UW ASE wages are falling behind peer institutions among which they have historically competed. UW uses the U.S. News Top-25 Public Research Institutions as its “primary peer comparison group” (previously they used the Global Challenge Schools list). The median ASE base wage among the top 15 public research universities on the US News Public Research Institutions is $3,442.27 per month; UW is currently 29% behind this. Of just the West Coast schools on this list, the median is $3,778 per month; UW is 42% behind this.
Current proposals
The University proposes to address these problems with the following wage proposal: $2,850 per month in the first year of the contract, ending with ASEs earning $3,203 per month by 2027. When asked for the basis for its “market” adjustments, the University points only to its peers in lower cost-of-living areas–Michigan, Virginia, and North Carolina–and yet its proposals don’t even match those schools’ wages. This monthly pay rate keeps UW at the bottom, with UW lagging behind its own “primary peer comparison group” and falling even further behind its peers on the West Coast over the life of the contract.
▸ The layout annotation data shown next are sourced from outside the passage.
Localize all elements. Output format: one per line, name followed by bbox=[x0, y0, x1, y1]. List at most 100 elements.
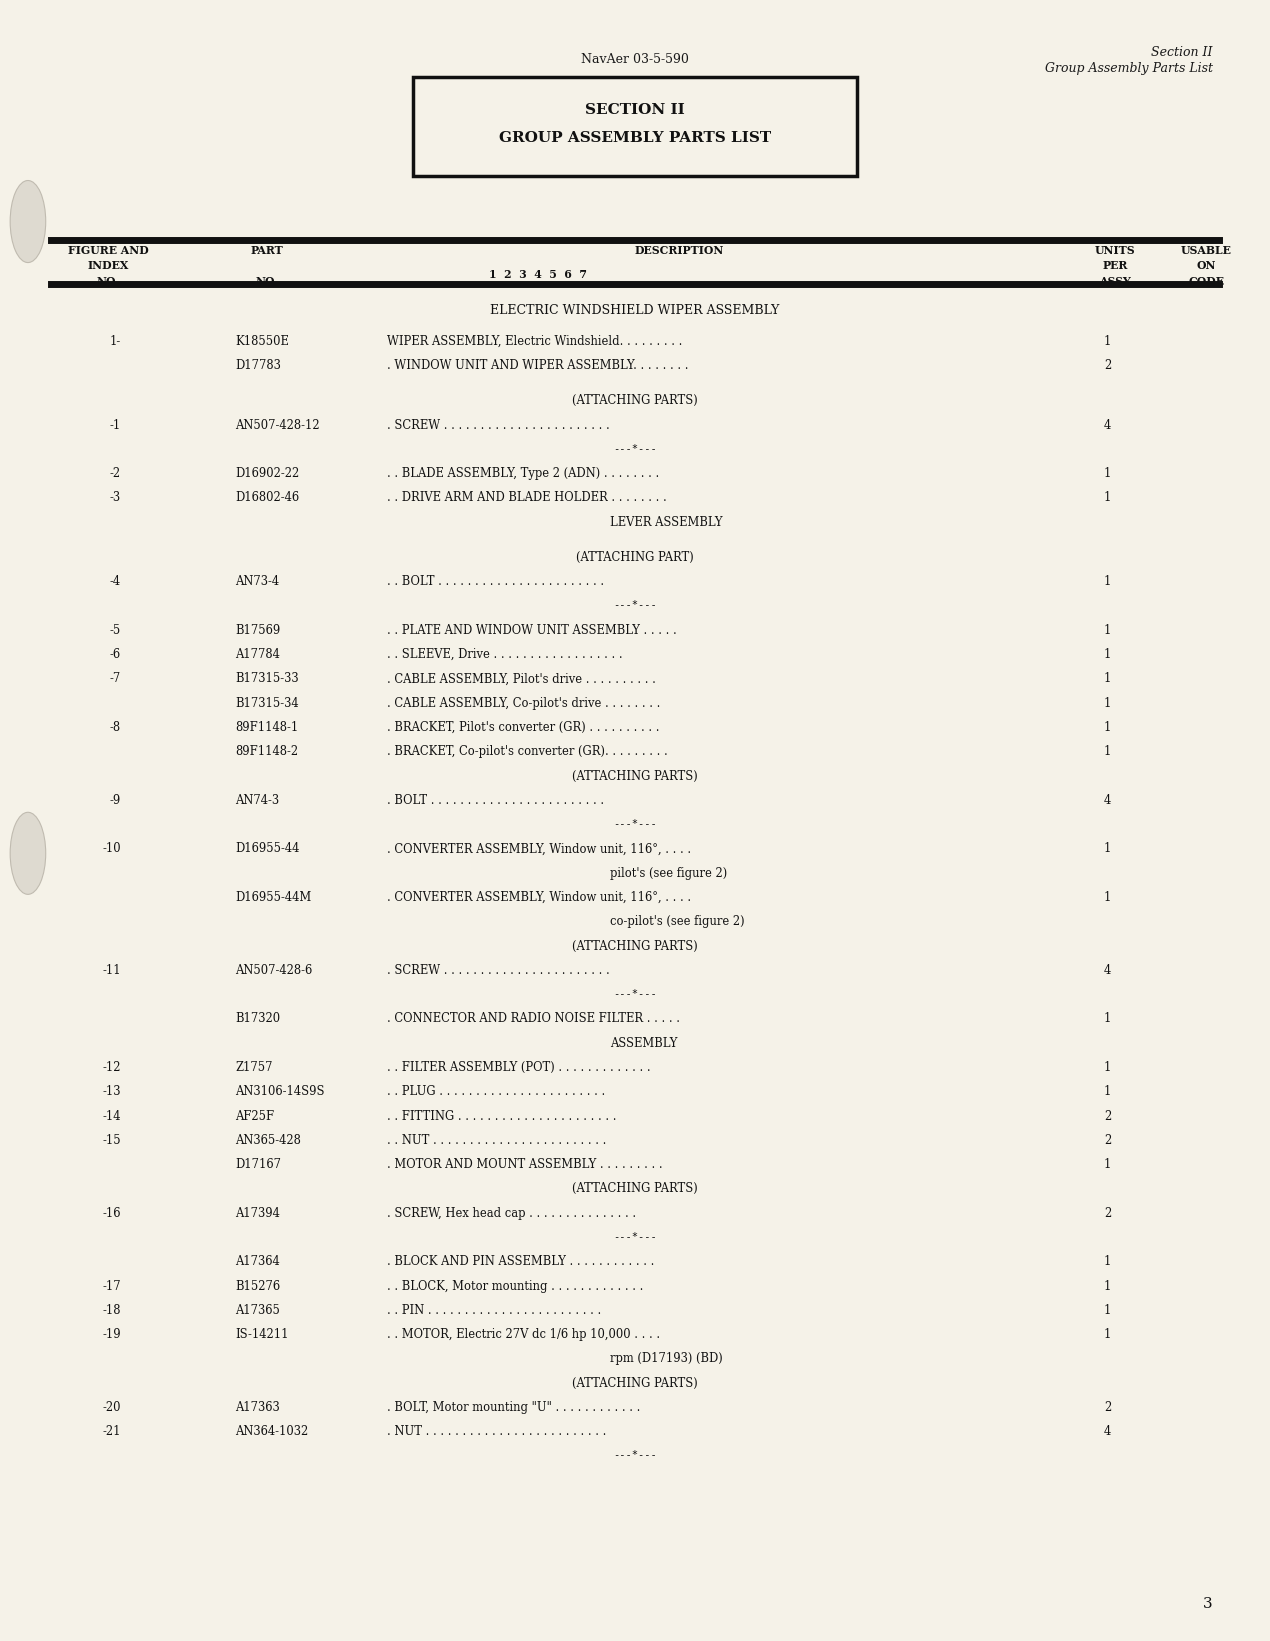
Text: AN365-428: AN365-428 bbox=[235, 1134, 301, 1147]
Text: NavAer 03-5-590: NavAer 03-5-590 bbox=[582, 53, 688, 66]
Text: 4: 4 bbox=[1104, 794, 1111, 807]
Text: -21: -21 bbox=[102, 1426, 121, 1438]
Text: -12: -12 bbox=[102, 1062, 121, 1073]
Text: IS-14211: IS-14211 bbox=[235, 1328, 288, 1341]
Text: Section II: Section II bbox=[1152, 46, 1213, 59]
Text: -7: -7 bbox=[109, 673, 121, 686]
Text: 1: 1 bbox=[1104, 1062, 1111, 1073]
Ellipse shape bbox=[10, 181, 46, 263]
Text: . MOTOR AND MOUNT ASSEMBLY . . . . . . . . .: . MOTOR AND MOUNT ASSEMBLY . . . . . . .… bbox=[387, 1159, 663, 1172]
Text: 1: 1 bbox=[1104, 842, 1111, 855]
Text: . . PIN . . . . . . . . . . . . . . . . . . . . . . . .: . . PIN . . . . . . . . . . . . . . . . … bbox=[387, 1305, 602, 1316]
Text: AN364-1032: AN364-1032 bbox=[235, 1426, 309, 1438]
Text: SECTION II: SECTION II bbox=[585, 103, 685, 118]
Text: . NUT . . . . . . . . . . . . . . . . . . . . . . . . .: . NUT . . . . . . . . . . . . . . . . . … bbox=[387, 1426, 607, 1438]
Text: . CONVERTER ASSEMBLY, Window unit, 116°, . . . .: . CONVERTER ASSEMBLY, Window unit, 116°,… bbox=[387, 891, 691, 904]
Text: A17364: A17364 bbox=[235, 1255, 279, 1268]
Text: 2: 2 bbox=[1104, 1206, 1111, 1219]
Text: (ATTACHING PARTS): (ATTACHING PARTS) bbox=[572, 1183, 698, 1195]
Text: 1: 1 bbox=[1104, 1159, 1111, 1172]
Text: 1: 1 bbox=[1104, 576, 1111, 587]
Text: 1: 1 bbox=[1104, 1255, 1111, 1268]
Text: -15: -15 bbox=[102, 1134, 121, 1147]
Text: 1: 1 bbox=[1104, 648, 1111, 661]
Text: . . NUT . . . . . . . . . . . . . . . . . . . . . . . .: . . NUT . . . . . . . . . . . . . . . . … bbox=[387, 1134, 607, 1147]
Text: . CABLE ASSEMBLY, Co-pilot's drive . . . . . . . .: . CABLE ASSEMBLY, Co-pilot's drive . . .… bbox=[387, 697, 660, 709]
FancyBboxPatch shape bbox=[413, 77, 857, 176]
Text: 1: 1 bbox=[1104, 491, 1111, 504]
Text: 3: 3 bbox=[1203, 1597, 1213, 1611]
Text: 89F1148-1: 89F1148-1 bbox=[235, 720, 298, 734]
Text: 1: 1 bbox=[1104, 697, 1111, 709]
Text: 1: 1 bbox=[1104, 624, 1111, 637]
Text: 2: 2 bbox=[1104, 1109, 1111, 1122]
Text: -11: -11 bbox=[102, 963, 121, 976]
Text: D16802-46: D16802-46 bbox=[235, 491, 298, 504]
Text: FIGURE AND
INDEX
NO.: FIGURE AND INDEX NO. bbox=[67, 245, 149, 287]
Text: 1: 1 bbox=[1104, 673, 1111, 686]
Text: AN74-3: AN74-3 bbox=[235, 794, 279, 807]
Text: (ATTACHING PARTS): (ATTACHING PARTS) bbox=[572, 394, 698, 407]
Text: B17569: B17569 bbox=[235, 624, 281, 637]
Text: ---*---: ---*--- bbox=[613, 443, 657, 453]
Text: -4: -4 bbox=[109, 576, 121, 587]
Text: -6: -6 bbox=[109, 648, 121, 661]
Text: -17: -17 bbox=[102, 1280, 121, 1293]
Text: AN507-428-12: AN507-428-12 bbox=[235, 418, 320, 432]
Text: . . SLEEVE, Drive . . . . . . . . . . . . . . . . . .: . . SLEEVE, Drive . . . . . . . . . . . … bbox=[387, 648, 624, 661]
Text: D16955-44: D16955-44 bbox=[235, 842, 300, 855]
Text: 1: 1 bbox=[1104, 720, 1111, 734]
Text: 1  2  3  4  5  6  7: 1 2 3 4 5 6 7 bbox=[489, 269, 587, 281]
Text: WIPER ASSEMBLY, Electric Windshield. . . . . . . . .: WIPER ASSEMBLY, Electric Windshield. . .… bbox=[387, 335, 683, 348]
Text: . . FILTER ASSEMBLY (POT) . . . . . . . . . . . . .: . . FILTER ASSEMBLY (POT) . . . . . . . … bbox=[387, 1062, 652, 1073]
Text: rpm (D17193) (BD): rpm (D17193) (BD) bbox=[610, 1352, 723, 1365]
Text: (ATTACHING PARTS): (ATTACHING PARTS) bbox=[572, 770, 698, 783]
Text: . BOLT, Motor mounting "U" . . . . . . . . . . . .: . BOLT, Motor mounting "U" . . . . . . .… bbox=[387, 1401, 641, 1415]
Text: . CONVERTER ASSEMBLY, Window unit, 116°, . . . .: . CONVERTER ASSEMBLY, Window unit, 116°,… bbox=[387, 842, 691, 855]
Text: 1: 1 bbox=[1104, 1280, 1111, 1293]
Text: A17394: A17394 bbox=[235, 1206, 279, 1219]
Text: ---*---: ---*--- bbox=[613, 599, 657, 609]
Text: -14: -14 bbox=[102, 1109, 121, 1122]
Text: A17784: A17784 bbox=[235, 648, 279, 661]
Text: 2: 2 bbox=[1104, 1401, 1111, 1415]
Text: -1: -1 bbox=[109, 418, 121, 432]
Text: . . PLATE AND WINDOW UNIT ASSEMBLY . . . . .: . . PLATE AND WINDOW UNIT ASSEMBLY . . .… bbox=[387, 624, 677, 637]
Text: AN507-428-6: AN507-428-6 bbox=[235, 963, 312, 976]
Text: UNITS
PER
ASSY: UNITS PER ASSY bbox=[1095, 245, 1135, 287]
Text: -19: -19 bbox=[102, 1328, 121, 1341]
Text: ---*---: ---*--- bbox=[613, 1449, 657, 1459]
Text: DESCRIPTION: DESCRIPTION bbox=[635, 245, 724, 256]
Text: 4: 4 bbox=[1104, 1426, 1111, 1438]
Text: ASSEMBLY: ASSEMBLY bbox=[610, 1037, 677, 1050]
Text: -9: -9 bbox=[109, 794, 121, 807]
Text: . WINDOW UNIT AND WIPER ASSEMBLY. . . . . . . .: . WINDOW UNIT AND WIPER ASSEMBLY. . . . … bbox=[387, 359, 688, 373]
Text: -13: -13 bbox=[102, 1085, 121, 1098]
Text: . BRACKET, Pilot's converter (GR) . . . . . . . . . .: . BRACKET, Pilot's converter (GR) . . . … bbox=[387, 720, 660, 734]
Text: . SCREW . . . . . . . . . . . . . . . . . . . . . . .: . SCREW . . . . . . . . . . . . . . . . … bbox=[387, 963, 610, 976]
Text: 1: 1 bbox=[1104, 891, 1111, 904]
Text: -8: -8 bbox=[109, 720, 121, 734]
Text: 2: 2 bbox=[1104, 1134, 1111, 1147]
Text: D16955-44M: D16955-44M bbox=[235, 891, 311, 904]
Text: 1: 1 bbox=[1104, 1305, 1111, 1316]
Text: B17320: B17320 bbox=[235, 1012, 281, 1026]
Text: . . PLUG . . . . . . . . . . . . . . . . . . . . . . .: . . PLUG . . . . . . . . . . . . . . . .… bbox=[387, 1085, 606, 1098]
Text: B15276: B15276 bbox=[235, 1280, 281, 1293]
Text: . BOLT . . . . . . . . . . . . . . . . . . . . . . . .: . BOLT . . . . . . . . . . . . . . . . .… bbox=[387, 794, 605, 807]
Text: 2: 2 bbox=[1104, 359, 1111, 373]
Text: 1: 1 bbox=[1104, 1085, 1111, 1098]
Text: -16: -16 bbox=[102, 1206, 121, 1219]
Text: . . BOLT . . . . . . . . . . . . . . . . . . . . . . .: . . BOLT . . . . . . . . . . . . . . . .… bbox=[387, 576, 605, 587]
Text: . BLOCK AND PIN ASSEMBLY . . . . . . . . . . . .: . BLOCK AND PIN ASSEMBLY . . . . . . . .… bbox=[387, 1255, 655, 1268]
Text: 1-: 1- bbox=[109, 335, 121, 348]
Text: (ATTACHING PARTS): (ATTACHING PARTS) bbox=[572, 940, 698, 952]
Text: B17315-34: B17315-34 bbox=[235, 697, 298, 709]
Text: ---*---: ---*--- bbox=[613, 988, 657, 998]
Text: AN3106-14S9S: AN3106-14S9S bbox=[235, 1085, 324, 1098]
Text: -5: -5 bbox=[109, 624, 121, 637]
Text: 1: 1 bbox=[1104, 1012, 1111, 1026]
Text: 1: 1 bbox=[1104, 1328, 1111, 1341]
Text: . . MOTOR, Electric 27V dc 1/6 hp 10,000 . . . .: . . MOTOR, Electric 27V dc 1/6 hp 10,000… bbox=[387, 1328, 660, 1341]
Text: 1: 1 bbox=[1104, 335, 1111, 348]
Combined with its healthcare proposal to require ASEs to take on healthcare premium costs, ASEs’ take-home pay in 2026-7 would be around $3103 per month.
The Union’s current proposal addresses the problem by bringing its members’ wages up to the median of West Coast schools’ wages during the first year of the contract: $3,703/month, and ending with ASEs earning $4,319/month by the end of the contract. This proposal brings UW in line with its peers on the West Coast, and ensures that UW doesn’t fall further behind over the life of this agreement. The Union’s current proposal also includes remitting one of the pay-to-work student fees (totaling $1024 per year) that ASEs currently pay.